'How To Train Your Dragon 3' Trailer: The End Of An Era For DreamWorks
The hits keep a-coming in what may be the most crowded week for trailer drops that I can remember. We now have our first look at DreamWorks Animation’s How to Train Your Dragon: The Hidden World. The flick, due on March 1, 2019, is going to be the first DWA release since they left 20th Century Fox and headed over to Comcast Corp. It has been nearly four years since the last How To Train Your Dragon movie opened in June 2014.
At the time, I pegged it as a possible break-out sequel (the first one had a 5x multiplier) and a “biggest movie of summer” contender in a somewhat weak crowd of comparatively B-level franchises. It earned a still-great $621 million worldwide on a $165m budget, but it slightly underperformed in North America with $177m from a $49m opening. Despite (or because of) rave pre-release reviews, the film ended up way under the $217m domestic figure of the first How To Train Your Dragon in early 2010 but did a heck of a lot better worldwide compared to the $494m-grossing original.

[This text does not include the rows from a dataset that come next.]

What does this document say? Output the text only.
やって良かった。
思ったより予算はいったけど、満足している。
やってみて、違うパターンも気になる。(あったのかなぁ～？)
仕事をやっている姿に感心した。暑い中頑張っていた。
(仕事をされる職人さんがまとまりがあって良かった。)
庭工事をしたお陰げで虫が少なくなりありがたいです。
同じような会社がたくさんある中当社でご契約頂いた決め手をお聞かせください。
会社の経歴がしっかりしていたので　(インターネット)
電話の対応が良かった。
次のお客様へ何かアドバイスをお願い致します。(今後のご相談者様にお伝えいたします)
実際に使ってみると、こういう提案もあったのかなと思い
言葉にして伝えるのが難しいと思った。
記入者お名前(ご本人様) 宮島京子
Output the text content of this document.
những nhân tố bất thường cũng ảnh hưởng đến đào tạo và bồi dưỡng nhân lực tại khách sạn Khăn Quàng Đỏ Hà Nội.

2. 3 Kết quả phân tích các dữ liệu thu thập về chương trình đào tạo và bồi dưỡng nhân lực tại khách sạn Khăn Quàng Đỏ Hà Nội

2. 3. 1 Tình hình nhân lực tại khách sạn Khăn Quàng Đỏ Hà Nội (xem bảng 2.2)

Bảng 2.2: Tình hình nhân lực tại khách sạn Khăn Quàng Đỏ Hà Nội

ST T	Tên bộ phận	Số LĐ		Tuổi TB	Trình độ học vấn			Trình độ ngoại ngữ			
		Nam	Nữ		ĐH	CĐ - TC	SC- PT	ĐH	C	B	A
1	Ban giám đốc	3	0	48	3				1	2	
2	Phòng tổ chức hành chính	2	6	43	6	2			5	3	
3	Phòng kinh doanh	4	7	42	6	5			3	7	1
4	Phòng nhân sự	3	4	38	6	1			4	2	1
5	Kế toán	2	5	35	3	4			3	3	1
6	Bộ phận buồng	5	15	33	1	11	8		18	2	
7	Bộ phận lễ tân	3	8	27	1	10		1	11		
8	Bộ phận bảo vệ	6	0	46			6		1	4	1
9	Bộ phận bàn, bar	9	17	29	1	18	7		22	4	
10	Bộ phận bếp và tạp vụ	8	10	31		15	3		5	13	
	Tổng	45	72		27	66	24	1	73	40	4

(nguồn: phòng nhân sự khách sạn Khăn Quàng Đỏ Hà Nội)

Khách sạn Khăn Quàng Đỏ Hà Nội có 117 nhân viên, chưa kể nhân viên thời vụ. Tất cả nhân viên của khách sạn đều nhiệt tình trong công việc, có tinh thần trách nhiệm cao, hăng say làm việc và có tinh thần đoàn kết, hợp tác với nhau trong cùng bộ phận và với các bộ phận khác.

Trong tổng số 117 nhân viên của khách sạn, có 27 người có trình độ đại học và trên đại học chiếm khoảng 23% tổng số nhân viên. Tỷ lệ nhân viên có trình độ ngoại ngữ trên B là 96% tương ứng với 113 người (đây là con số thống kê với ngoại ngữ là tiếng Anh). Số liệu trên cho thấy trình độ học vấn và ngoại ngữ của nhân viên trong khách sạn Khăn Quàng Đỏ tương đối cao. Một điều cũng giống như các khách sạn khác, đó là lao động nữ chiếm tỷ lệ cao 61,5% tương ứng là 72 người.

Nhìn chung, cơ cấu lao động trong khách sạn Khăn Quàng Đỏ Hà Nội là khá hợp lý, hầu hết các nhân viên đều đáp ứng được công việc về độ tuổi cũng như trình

It was another in a long line of DWA releases to get tarred with negative press after a soft or soft-ish opening only to stick around for awhile and soar overseas. Nonetheless, the perception was that the film wasn’t as big as it could have been. This was perhaps due to the franchise’s availability on TV in episodic form (a common issue now that almost every DWA movie has become a TV show in some form or another) or due to the darker, more emotionally-draining story that was closer in tone to Toy Story 3 than Madagascar 2.
Intriguingly enough, How To Train Your Dragon 2 marked a turning point in DWA’s animated destiny. Yes, it earned rave reviews and is often considered their very best movie, but the grim plot turns (including the murder of a beloved supporting character at the hands of another beloved supporting character) took its toll on the film’s family-driven buzz. As I noted at the time, considering the consumer base who don't want their kids to cry at the movies, I might argue that my mixed-positive “It’s okay and there’s nothing offensive” review of Planes: Fire and Rescue was more helpful to that film than my “It’s an emotional powerhouse and the best movie of the summer!” rave for HTTYD2.

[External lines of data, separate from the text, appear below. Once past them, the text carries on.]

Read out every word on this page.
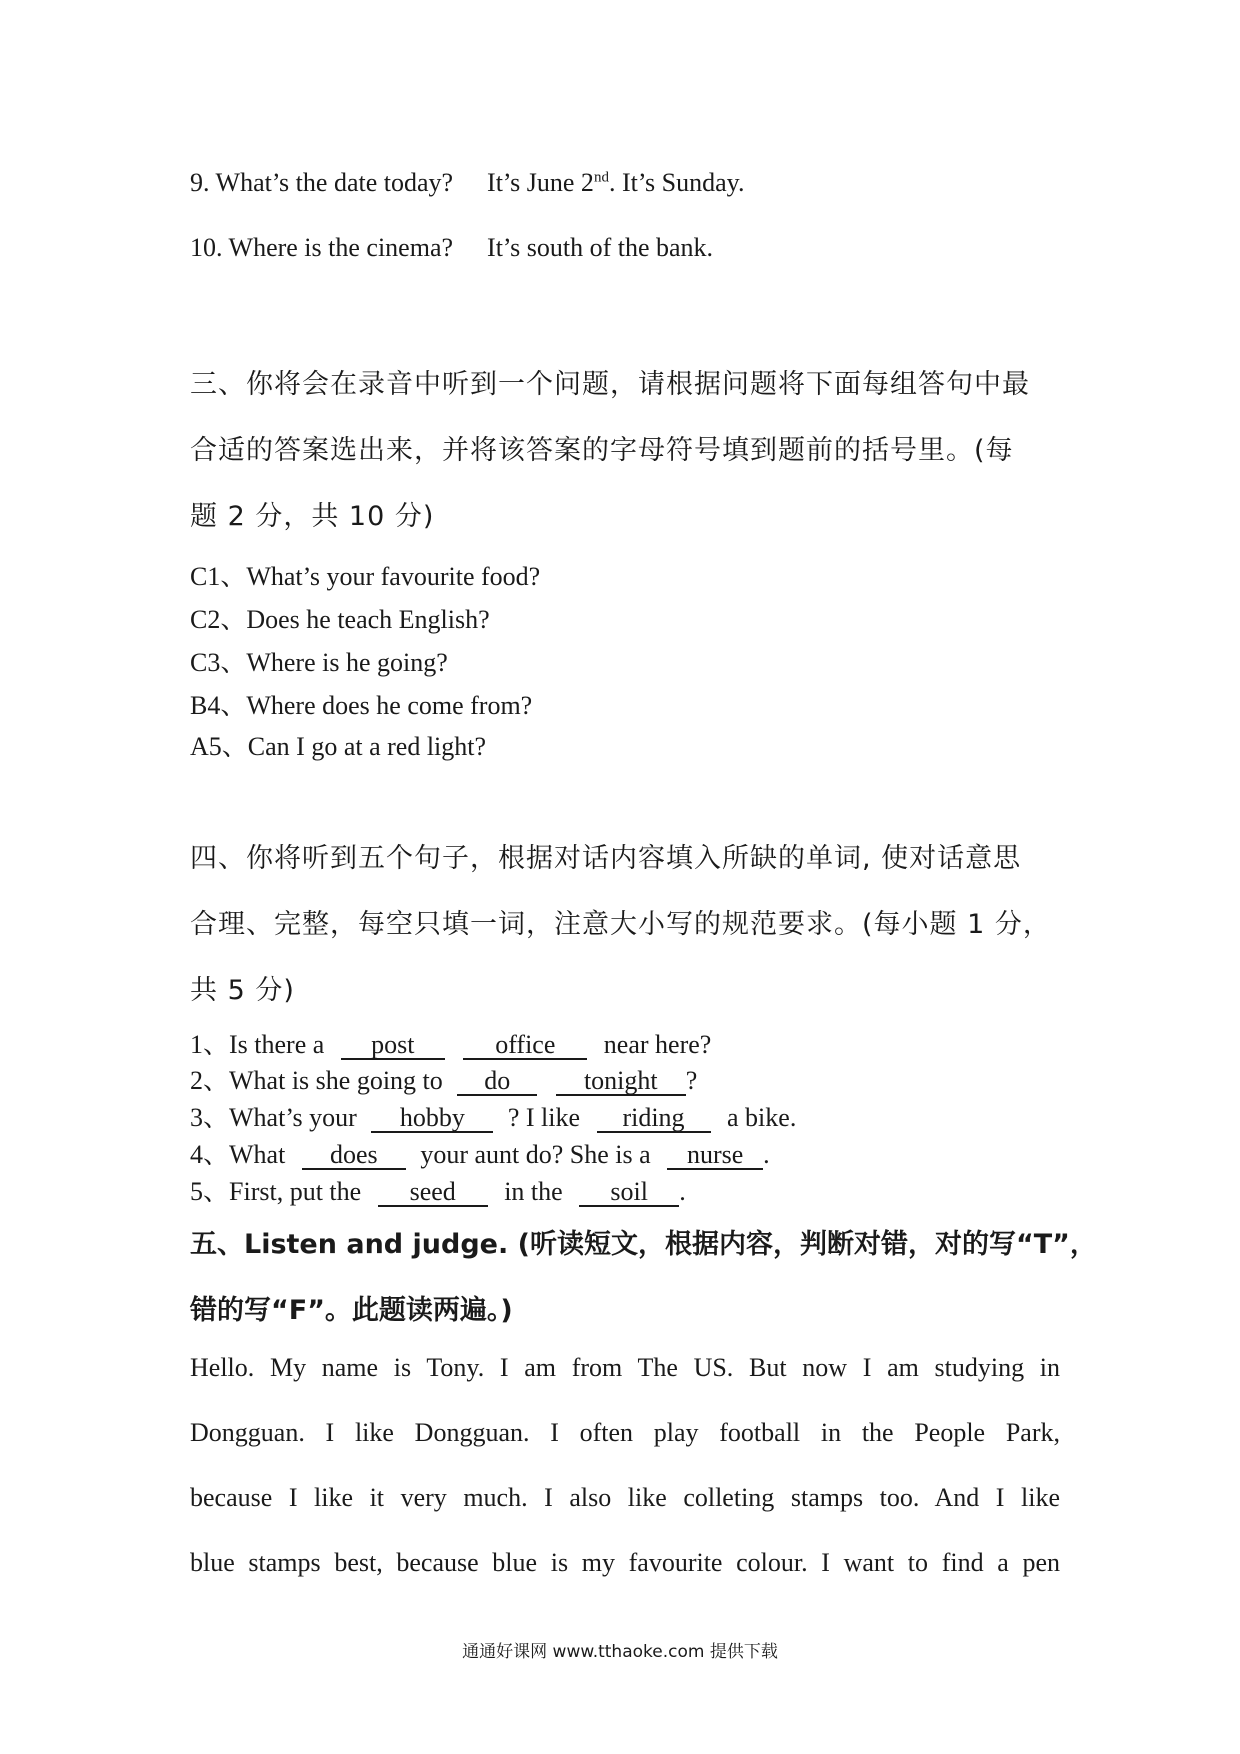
9. What’s the date today? It’s June 2nd. It’s Sunday.
10. Where is the cinema? It’s south of the bank.
三、你将会在录音中听到一个问题，请根据问题将下面每组答句中最
合适的答案选出来，并将该答案的字母符号填到题前的括号里。(每
题 2 分，共 10 分)
C1、What’s your favourite food?
C2、Does he teach English?
C3、Where is he going?
B4、Where does he come from?
A5、Can I go at a red light?
四、你将听到五个句子，根据对话内容填入所缺的单词, 使对话意思
合理、完整，每空只填一词，注意大小写的规范要求。(每小题 1 分，
共 5 分)
1、Is there a post	office near here?
2、What is she going to do	tonight ?
3、What’s your hobby ? I like riding a bike.
4、What does your aunt do? She is a nurse .
5、First, put the seed in the soil .
五、Listen and judge. (听读短文，根据内容，判断对错，对的写“T”，
错的写“F”。此题读两遍。)
Hello. My name is Tony. I am from The US. But now I am studying in
Dongguan. I like Dongguan. I often play football in the People Park,
because I like it very much. I also like colleting stamps too. And I like
blue stamps best, because blue is my favourite colour. I want to find a pen
通通好课网 www.tthaoke.com 提供下载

After that movie, and the complicated reception of the also tremendous but also very dark Kung Fu Panda 2 (which dealt with an onscreen genocide at the hands of the baddie), DWA movies started to lighten up quite a bit. Kung Fu Panda 3 was the lightest and least consequential of the series, to its detriment, feeling less like a theatrical drama and more like a three-part episode of Legends of Awesomeness. How to Train Your Dragon 2 was arguably the last DWA movie that could in any way be classified as a drama.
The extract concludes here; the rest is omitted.